October 13 saw a walkout of tens of thousands of staff at NHS (National Health Service) facilities up and down the UK. In a strike that lasted four hours from 7 to 11 in the morning, cleaners, nurses, porters, paramedics, midwives, administrative officers and others struck most hospitals in the country.
Chester, a city of 120,000 in England’s northwest, was no exception. At the local hospital, the Countess of Chester Hospital, it was mainly midwives and midwives’ assistants who walked the picket line. For the first time in its 133 year history, the members of the midwives union, the RCM or Royal College of Midwives, walked out on strike. Midwives, who are responsible for care of pregnant women and deliver their babies at hospital and home births here in the UK, earn from £21,000 to £34,000 a year ($35to $57,000Canadian). I was on the picket line with Natalie, who had just qualified three weeks ago and is paid at the bottom of the scale.
An independent panel had recommended midwives and other NHS workers get a 1% wage raise (lower than the rate of inflation), but the government has refused. The midwives’ slogan “Enough is Enough” was explained by their union’s chief executive Cathy Warwick, “At a time when MPs are set for a 10 per cent pay hike, we’re told that midwives don’t deserve even a below-inflation 1 per cent rise. And politicians wonder why the public does not afford them more respect. It feels to a great many people, including midwives, that there is one rule for them and another rule for everybody else.”
In fact, the central government’s offer was 1% only to those 40% of employees who have topped out their increment meaning for those already at the top of their wage scales. The offer for the other 60% (including almost all of the midwives) was zero. That’s right, zero. The unions had been asking for 3%, but the Health Secretary (Minister of Health) had publicly stated that the government could not afford to give the NHS workers more money, and that any increase would mean serious layoffs of staff.

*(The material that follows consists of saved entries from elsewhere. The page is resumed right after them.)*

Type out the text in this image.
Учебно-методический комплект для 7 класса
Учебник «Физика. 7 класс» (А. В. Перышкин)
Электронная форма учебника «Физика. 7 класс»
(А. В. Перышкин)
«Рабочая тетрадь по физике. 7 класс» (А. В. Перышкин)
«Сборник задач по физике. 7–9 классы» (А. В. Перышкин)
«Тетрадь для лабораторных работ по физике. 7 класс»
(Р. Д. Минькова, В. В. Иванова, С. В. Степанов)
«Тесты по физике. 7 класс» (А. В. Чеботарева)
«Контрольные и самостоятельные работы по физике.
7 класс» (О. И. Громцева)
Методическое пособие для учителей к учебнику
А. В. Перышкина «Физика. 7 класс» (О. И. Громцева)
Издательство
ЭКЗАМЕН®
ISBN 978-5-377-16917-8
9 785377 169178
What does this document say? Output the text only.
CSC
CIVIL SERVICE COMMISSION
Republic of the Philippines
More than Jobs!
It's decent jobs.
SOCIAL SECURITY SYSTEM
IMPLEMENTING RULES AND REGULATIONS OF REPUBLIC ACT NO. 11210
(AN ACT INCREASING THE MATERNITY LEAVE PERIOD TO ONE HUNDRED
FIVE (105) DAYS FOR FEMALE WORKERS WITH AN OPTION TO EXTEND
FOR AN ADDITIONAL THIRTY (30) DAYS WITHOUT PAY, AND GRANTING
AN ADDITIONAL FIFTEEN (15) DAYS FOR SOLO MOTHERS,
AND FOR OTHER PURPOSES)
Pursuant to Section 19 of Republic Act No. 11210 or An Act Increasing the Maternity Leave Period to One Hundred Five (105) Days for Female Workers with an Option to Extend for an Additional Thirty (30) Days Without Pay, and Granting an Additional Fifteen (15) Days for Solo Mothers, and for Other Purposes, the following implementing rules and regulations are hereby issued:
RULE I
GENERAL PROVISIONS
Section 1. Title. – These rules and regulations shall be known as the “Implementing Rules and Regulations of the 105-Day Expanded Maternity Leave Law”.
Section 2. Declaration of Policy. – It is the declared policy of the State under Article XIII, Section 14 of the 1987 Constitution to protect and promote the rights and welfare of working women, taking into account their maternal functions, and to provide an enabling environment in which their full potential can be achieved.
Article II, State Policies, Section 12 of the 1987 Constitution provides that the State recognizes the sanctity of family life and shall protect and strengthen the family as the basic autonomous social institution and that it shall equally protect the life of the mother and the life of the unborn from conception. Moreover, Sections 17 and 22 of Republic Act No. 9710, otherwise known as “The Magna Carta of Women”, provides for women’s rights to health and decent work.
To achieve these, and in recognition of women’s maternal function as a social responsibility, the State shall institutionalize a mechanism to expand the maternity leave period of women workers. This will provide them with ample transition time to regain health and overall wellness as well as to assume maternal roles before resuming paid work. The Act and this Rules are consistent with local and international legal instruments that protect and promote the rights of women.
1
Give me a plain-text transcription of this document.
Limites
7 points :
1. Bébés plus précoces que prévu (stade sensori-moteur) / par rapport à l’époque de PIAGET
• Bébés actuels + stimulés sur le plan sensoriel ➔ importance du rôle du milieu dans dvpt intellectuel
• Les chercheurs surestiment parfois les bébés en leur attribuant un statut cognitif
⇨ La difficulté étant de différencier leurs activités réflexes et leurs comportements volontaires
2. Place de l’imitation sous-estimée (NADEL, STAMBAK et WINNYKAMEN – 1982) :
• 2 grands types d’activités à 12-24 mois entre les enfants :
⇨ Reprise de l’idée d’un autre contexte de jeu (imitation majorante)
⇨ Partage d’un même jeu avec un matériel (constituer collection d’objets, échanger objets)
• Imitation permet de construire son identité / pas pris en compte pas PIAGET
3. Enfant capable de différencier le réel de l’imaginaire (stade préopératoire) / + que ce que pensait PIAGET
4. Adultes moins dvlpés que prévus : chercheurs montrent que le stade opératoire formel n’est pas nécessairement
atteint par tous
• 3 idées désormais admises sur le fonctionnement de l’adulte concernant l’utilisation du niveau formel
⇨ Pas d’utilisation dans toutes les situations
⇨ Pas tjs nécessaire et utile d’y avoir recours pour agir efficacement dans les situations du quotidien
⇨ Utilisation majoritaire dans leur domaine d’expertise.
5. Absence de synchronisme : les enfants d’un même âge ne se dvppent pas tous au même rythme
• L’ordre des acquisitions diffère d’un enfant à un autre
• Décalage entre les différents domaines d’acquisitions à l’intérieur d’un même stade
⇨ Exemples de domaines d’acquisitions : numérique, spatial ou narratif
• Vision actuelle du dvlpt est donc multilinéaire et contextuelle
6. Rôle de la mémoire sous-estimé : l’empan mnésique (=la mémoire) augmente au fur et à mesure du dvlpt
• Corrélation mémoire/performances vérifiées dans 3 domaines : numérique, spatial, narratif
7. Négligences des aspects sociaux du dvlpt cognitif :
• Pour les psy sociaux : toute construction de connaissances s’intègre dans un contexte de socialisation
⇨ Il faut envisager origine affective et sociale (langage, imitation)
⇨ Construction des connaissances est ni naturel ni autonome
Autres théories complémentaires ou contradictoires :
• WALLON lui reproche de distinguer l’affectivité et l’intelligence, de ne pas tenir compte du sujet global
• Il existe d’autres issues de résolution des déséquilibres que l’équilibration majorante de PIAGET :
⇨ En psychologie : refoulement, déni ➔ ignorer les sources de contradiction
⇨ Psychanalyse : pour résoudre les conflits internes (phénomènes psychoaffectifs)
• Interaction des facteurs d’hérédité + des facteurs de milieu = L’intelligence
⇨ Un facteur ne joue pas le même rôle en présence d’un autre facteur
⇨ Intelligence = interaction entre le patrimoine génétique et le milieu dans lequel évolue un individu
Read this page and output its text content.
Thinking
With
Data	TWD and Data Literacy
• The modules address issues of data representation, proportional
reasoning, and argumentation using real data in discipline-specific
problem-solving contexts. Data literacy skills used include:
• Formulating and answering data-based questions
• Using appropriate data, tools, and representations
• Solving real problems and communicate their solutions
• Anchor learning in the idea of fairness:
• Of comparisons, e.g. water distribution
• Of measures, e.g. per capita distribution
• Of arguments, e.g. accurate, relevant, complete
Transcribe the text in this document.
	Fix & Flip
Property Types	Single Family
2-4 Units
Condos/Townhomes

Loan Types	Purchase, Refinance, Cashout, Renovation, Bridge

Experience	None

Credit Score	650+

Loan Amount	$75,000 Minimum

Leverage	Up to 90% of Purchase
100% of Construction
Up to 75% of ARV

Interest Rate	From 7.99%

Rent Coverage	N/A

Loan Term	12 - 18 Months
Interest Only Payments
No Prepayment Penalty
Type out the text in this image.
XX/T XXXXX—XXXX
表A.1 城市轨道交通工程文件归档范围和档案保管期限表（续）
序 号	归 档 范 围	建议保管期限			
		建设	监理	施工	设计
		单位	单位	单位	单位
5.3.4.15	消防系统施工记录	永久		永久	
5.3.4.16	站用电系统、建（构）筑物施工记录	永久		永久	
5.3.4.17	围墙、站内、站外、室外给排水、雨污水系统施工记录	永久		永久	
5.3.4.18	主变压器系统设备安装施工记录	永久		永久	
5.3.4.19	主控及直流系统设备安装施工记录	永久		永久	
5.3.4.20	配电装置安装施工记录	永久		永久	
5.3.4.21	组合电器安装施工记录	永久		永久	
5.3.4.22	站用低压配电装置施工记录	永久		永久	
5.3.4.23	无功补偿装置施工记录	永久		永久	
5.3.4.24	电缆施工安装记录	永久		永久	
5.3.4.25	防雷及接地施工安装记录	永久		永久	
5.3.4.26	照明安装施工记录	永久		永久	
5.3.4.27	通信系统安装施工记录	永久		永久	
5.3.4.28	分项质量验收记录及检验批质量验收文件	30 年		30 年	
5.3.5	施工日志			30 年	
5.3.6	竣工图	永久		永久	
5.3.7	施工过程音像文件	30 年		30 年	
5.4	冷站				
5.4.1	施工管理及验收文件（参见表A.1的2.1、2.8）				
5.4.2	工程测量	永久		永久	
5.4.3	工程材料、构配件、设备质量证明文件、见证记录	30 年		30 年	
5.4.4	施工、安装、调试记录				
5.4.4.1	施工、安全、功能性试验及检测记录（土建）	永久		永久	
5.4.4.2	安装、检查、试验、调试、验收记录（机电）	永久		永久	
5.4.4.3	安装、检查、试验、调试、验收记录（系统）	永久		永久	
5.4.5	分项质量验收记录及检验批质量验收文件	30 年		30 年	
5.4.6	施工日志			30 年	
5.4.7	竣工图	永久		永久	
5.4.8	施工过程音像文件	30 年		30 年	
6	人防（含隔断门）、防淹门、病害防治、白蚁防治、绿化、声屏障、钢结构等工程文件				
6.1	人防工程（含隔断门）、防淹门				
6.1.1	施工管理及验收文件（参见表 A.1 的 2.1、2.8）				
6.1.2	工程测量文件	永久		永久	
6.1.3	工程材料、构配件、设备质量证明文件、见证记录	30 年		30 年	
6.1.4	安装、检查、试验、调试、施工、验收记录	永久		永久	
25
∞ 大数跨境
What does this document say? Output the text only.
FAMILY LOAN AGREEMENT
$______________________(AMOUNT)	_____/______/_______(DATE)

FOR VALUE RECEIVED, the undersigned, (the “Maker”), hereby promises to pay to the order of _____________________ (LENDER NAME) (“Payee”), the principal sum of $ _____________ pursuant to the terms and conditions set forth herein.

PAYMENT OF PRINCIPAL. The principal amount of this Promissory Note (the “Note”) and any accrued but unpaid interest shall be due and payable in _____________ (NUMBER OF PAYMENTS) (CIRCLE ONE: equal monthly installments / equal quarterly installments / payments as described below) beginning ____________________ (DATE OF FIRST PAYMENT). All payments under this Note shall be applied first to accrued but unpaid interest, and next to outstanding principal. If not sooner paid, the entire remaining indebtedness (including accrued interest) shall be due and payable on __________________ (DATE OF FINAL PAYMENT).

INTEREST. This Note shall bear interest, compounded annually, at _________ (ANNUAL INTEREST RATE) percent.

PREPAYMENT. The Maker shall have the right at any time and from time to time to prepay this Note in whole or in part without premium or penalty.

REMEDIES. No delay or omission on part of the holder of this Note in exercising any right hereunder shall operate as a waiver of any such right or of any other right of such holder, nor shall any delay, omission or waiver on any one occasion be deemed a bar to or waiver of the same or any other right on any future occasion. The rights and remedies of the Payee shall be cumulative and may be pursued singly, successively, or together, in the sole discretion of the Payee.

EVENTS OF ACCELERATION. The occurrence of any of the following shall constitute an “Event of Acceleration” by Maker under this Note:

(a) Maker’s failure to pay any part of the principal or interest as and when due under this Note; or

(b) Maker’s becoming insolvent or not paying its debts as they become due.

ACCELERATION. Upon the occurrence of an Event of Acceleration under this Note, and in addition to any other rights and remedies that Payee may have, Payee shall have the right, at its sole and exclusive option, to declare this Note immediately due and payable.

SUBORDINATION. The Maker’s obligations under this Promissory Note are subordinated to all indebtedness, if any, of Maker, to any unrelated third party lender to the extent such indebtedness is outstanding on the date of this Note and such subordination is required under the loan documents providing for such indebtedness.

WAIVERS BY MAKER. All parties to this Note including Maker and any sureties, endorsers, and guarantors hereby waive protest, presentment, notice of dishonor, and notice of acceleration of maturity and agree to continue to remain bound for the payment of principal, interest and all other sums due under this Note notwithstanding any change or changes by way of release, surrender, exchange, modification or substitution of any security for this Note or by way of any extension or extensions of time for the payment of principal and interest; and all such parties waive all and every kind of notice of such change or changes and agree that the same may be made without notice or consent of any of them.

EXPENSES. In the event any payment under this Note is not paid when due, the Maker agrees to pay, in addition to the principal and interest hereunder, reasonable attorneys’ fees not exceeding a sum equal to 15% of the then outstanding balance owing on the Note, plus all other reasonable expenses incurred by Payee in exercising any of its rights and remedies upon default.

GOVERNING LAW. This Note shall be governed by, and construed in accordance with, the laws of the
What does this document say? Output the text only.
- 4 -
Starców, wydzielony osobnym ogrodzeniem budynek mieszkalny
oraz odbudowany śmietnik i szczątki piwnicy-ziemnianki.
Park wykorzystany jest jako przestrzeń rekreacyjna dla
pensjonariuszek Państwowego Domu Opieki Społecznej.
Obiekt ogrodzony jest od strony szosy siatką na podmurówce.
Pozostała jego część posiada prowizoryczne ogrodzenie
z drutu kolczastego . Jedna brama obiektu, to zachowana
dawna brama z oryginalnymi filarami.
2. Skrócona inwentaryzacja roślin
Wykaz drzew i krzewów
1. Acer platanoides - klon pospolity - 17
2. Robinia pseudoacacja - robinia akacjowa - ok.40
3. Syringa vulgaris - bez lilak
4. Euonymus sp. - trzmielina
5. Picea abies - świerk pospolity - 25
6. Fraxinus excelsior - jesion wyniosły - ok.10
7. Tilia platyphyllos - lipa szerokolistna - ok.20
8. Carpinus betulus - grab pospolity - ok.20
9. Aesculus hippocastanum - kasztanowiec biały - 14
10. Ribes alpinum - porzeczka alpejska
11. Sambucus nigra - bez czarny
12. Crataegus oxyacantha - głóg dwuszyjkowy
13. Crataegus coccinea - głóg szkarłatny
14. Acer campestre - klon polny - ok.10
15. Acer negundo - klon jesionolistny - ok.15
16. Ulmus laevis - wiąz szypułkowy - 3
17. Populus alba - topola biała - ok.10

Before walking out, midwives along with other essential workers negotiated emergency cover—and several women on the picket line were on-call even that morning.
The strike Monday was the start of what was to be a week of public service strikes. But the major unions including UNITE, UNISON and the GMB called it off. At first the unions mobilized around “a fair pay rise for Britain” especially for their members in local government, the civil service, school support services, job centres and more. But the central government made an offer of 2.2% over two years which has staved off a strike.
On Saturday, the TUC (Trades Union Congress) is calling for a protest march through London culminating in a mass rally at Hyde Park. The slogan is “Britain needs a pay rise.” Research shows that the average British worker is £50 (nearly $100) per week worse off now than in 2008, before the economic crash. Several people on the hospital picket line said they were not going to go down to London for the march – “What we really need is a general strike, not a march,” said a newly retired member of UNISON. “But the unions won’t do it.”
Note: Articles published by Solidarity Halifax members do not necessarily reflect positions held by the organization.